While the decision as to whether your company’s management or YFO has the better management strategy is up to the shareholders, I and the other director and statutory auditor nominees in the shareholder proposal found YFO’s way of thinking about your company’s sound governance and sustainable growth to be appealing, and we understand that it will require independent management to be achieved. If we were to be interviewed by your company’s nominating and compensation committee at this time, there is a risk that we would be evaluated based on whether we would be appropriate to contribute to the growth strategy that your company’s management has envisioned, and if we would not contribute to that strategy that we would be deemed not suitable. We are concerned that the meaning behind YFO’s shareholder proposal would not be communicated to your company’s shareholders and employees in this way. As nominees who found YFO’s way of thinking about your company’s sound governance and sustainable growth to be appealing, this would be contrary to our intention.

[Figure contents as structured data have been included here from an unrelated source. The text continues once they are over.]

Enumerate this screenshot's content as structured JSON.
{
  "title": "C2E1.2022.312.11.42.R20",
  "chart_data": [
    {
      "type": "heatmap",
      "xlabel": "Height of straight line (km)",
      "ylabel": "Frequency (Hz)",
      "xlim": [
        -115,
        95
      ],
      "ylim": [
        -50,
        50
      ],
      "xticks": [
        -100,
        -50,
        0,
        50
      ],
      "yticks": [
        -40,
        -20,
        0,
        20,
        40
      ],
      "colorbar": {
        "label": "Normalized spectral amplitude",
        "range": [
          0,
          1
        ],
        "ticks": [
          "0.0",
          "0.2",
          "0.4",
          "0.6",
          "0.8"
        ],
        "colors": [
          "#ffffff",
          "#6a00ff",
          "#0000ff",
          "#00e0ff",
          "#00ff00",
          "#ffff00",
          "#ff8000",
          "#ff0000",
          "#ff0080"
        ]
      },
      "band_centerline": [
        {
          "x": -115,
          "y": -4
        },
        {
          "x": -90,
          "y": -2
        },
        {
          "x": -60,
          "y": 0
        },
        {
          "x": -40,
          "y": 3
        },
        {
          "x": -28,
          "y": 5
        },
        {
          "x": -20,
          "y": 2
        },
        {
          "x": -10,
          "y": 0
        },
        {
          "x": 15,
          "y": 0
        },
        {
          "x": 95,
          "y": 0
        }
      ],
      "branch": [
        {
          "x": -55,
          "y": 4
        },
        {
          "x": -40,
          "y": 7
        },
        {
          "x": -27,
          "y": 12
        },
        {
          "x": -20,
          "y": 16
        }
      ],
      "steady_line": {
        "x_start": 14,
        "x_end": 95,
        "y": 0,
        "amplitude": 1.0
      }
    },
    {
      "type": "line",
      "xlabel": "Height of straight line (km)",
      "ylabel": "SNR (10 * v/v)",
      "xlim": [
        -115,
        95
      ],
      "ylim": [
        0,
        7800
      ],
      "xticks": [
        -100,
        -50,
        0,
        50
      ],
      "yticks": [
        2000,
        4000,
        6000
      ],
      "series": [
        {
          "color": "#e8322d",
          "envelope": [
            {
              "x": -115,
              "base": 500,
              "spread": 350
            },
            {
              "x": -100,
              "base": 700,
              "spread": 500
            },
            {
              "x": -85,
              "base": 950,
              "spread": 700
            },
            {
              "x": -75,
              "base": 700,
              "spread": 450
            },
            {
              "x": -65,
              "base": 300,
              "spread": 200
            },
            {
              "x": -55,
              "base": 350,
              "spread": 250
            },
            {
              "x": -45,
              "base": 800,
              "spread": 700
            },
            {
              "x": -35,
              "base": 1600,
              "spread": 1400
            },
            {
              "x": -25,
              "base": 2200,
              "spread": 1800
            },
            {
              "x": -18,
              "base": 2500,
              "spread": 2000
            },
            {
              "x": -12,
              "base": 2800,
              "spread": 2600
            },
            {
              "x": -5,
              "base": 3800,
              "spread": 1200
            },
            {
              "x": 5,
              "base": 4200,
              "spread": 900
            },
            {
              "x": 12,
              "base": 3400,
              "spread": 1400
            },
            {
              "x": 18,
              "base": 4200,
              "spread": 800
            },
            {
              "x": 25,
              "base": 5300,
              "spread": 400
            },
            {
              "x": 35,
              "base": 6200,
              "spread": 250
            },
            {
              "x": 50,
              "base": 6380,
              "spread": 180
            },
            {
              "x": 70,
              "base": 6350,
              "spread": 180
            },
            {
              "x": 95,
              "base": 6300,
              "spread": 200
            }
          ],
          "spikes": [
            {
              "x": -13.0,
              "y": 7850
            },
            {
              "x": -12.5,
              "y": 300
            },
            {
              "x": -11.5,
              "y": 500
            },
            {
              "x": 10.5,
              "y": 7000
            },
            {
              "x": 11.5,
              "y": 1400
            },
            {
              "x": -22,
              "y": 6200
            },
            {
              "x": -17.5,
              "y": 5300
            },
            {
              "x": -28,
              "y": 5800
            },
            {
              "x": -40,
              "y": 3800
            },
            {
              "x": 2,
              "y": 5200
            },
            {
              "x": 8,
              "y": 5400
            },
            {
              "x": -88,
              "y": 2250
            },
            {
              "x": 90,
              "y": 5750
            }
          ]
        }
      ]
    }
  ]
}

Finally, this is not to deny that the appropriate functioning of a voluntary nominating and compensation committee contributes to your company’s governance as an advisory body to the board of directors. However, on this occasion it is clear that the current management and the proposing shareholder are in conflict with each other as to the evaluation of your company’s corporate governance. We understanding it would be difficult for this voluntary nominating and compensation committee comprised of your company’s representative directors and outside directors to fulfill its originally intended function in the present circumstances, where the annual shareholders meeting at which ordinary shareholders will be asked to make a decision on these matters is fast approaching. Please understand that this kind of understanding is the basis for our view.
This conclusion and its reasons have been collected from each director and statutory auditor candidate, and each of us has agreed with it. Accordingly, I have responded on behalf of each of the other director and statutory auditor candidates to whom your company sent a request for an interview. Also, this response’s content is based on consultation among myself and the other director and statutory auditor candidates, and the views of YFO are not in any respect contained herein.